Error message
[HSF-Provider] HSF thread pool is full.
What this error means
The High-speed Service Framework (HSF) provider's thread pool has reached its maximum capacity. Incoming requests from consumers are rejected because no threads are available to process them.
Possible causes
Slow service processing -- Provider-side business logic takes too long to complete (for example, slow database queries, blocking HTTP calls to external services, or lock contention), which prevents threads from being released in time.
High request volume -- The consumer-side request rate exceeds the provider's processing capacity, exhausting all available threads.
Diagnose the issue
By default, HSF automatically dumps thread stack information to the following file when the thread pool is full:
/home/admin/logs/hsf/HSF_JStack.logOpen this file and look for threads named HSFBizProcessor-xxx.
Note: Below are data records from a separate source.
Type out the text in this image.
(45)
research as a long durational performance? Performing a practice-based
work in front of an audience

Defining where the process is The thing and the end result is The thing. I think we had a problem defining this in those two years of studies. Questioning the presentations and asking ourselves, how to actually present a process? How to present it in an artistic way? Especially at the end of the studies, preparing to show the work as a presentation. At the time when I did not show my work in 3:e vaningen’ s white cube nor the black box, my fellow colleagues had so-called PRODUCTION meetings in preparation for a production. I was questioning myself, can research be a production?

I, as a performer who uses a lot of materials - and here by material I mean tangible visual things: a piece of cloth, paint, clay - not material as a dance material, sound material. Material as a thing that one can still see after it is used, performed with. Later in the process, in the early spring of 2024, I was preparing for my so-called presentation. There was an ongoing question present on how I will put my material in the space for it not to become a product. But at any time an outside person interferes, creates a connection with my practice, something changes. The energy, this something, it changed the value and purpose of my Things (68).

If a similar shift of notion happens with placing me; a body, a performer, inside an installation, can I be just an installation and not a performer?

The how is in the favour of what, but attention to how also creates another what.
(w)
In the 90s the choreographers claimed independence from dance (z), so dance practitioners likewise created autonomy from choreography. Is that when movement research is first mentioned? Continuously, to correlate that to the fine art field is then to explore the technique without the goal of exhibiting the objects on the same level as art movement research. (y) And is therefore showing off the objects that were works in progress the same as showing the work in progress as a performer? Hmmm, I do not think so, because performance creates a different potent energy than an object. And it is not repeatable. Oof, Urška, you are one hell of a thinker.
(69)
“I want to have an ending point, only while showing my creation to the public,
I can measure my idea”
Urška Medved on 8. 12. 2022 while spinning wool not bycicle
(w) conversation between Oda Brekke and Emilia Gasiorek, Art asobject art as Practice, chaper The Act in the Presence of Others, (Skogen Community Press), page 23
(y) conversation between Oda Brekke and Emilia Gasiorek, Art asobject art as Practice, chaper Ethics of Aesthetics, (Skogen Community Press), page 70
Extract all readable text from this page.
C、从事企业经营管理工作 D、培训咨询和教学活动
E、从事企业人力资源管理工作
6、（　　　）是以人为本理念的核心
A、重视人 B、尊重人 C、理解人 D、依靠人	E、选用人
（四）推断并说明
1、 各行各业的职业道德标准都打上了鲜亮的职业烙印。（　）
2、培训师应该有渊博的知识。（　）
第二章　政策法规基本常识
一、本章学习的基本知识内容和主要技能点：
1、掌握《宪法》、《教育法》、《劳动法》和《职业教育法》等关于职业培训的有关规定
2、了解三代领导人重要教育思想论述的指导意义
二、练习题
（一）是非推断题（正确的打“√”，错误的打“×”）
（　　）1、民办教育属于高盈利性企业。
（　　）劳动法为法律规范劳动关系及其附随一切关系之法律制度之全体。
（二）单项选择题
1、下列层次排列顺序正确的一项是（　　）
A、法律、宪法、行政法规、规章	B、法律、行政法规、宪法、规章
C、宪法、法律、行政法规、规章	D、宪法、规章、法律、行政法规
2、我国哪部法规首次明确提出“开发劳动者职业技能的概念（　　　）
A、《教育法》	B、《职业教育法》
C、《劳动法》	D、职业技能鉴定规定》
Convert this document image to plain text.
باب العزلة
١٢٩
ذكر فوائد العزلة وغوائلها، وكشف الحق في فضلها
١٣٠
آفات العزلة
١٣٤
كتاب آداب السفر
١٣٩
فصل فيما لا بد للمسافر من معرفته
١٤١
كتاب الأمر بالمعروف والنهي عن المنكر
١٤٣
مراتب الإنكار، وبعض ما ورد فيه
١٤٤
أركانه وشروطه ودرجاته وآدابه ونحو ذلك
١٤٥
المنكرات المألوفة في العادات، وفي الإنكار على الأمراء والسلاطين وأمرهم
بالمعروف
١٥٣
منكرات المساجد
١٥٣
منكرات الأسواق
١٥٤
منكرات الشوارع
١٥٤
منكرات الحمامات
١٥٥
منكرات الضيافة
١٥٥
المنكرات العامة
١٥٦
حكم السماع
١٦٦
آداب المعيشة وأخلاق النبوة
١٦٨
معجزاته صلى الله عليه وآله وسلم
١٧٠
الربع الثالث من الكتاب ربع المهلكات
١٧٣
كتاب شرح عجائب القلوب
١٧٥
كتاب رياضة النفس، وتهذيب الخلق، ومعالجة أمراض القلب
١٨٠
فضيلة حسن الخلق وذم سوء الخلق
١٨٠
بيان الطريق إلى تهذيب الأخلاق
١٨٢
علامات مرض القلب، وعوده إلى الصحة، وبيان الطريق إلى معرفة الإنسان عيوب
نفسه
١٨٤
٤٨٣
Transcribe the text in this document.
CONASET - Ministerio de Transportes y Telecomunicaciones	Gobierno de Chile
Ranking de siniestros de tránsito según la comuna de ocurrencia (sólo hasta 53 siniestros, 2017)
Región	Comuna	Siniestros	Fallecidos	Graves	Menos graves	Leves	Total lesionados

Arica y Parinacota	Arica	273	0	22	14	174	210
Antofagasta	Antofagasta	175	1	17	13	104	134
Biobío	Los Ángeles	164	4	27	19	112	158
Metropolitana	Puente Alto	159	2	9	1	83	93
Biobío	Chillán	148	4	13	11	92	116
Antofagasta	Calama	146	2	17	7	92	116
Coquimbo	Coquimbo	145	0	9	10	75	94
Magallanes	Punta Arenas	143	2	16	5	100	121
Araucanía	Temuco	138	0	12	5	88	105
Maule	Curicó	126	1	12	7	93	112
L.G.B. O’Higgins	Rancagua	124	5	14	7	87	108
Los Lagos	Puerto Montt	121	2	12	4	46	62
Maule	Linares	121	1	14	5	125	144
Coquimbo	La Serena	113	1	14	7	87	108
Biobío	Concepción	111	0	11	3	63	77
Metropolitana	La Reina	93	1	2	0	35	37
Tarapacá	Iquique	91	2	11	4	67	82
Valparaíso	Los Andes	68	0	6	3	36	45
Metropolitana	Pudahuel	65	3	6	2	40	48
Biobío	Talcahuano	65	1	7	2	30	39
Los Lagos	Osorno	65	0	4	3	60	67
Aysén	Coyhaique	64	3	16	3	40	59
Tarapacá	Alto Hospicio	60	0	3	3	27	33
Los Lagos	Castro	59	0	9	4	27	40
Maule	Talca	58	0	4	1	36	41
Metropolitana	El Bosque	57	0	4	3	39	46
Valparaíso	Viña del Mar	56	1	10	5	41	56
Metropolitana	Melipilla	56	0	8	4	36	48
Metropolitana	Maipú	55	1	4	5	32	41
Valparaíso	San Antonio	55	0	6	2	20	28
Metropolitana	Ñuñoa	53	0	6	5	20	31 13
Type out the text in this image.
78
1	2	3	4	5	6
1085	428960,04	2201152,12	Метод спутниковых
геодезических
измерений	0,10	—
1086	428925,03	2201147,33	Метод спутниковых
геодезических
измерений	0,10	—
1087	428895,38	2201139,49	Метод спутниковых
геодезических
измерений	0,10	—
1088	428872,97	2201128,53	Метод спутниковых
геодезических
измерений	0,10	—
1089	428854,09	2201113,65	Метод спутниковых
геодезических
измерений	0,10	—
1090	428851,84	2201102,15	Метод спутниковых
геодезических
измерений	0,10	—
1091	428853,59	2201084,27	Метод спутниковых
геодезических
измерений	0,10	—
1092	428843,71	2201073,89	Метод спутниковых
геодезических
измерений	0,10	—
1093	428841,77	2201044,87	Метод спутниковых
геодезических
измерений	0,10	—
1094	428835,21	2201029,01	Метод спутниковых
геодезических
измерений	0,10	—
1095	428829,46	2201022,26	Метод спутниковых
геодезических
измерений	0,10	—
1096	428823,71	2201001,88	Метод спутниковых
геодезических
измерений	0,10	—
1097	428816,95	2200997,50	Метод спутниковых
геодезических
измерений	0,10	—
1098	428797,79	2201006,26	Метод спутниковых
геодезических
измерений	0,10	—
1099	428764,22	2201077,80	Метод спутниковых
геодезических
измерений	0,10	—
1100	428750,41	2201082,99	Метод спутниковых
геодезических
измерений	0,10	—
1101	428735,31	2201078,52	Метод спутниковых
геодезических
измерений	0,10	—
Examine the thread stack traces to identify the performance bottleneck.
Resolve the issue
Optimize service performance
Address the root cause identified in the diagnostic step:
Slow external calls -- Add timeouts to database queries, HTTP clients, and remote service calls to prevent threads from blocking indefinitely.
Lock contention -- Reduce the scope of synchronized blocks, or switch to concurrent data structures.
CPU-intensive operations -- Optimize algorithms, add caching, or offload heavy computation to asynchronous tasks.
Adjust thread pool size
If the default thread pool is too small for your workload, increase it by using Java Virtual Machine (JVM) parameters:
| JVM parameter | Description | Default |
|---|---|---|
-Dhsf.server.min.poolsize | Minimum number of threads in the HSF thread pool | 50 |
-Dhsf.server.max.poolsize | Maximum number of threads in the HSF thread pool | 720 |
For example, to set the maximum pool size to 1024:
-Dhsf.server.max.poolsize=1024Increasing the thread pool size treats the symptom, not the root cause. If threads are blocked on slow downstream calls, adding more threads delays the problem but does not solve it. Always investigate and resolve the underlying performance bottleneck first.
Scale out the provider
If the request volume exceeds what a single instance can handle, add more provider instances to distribute the load.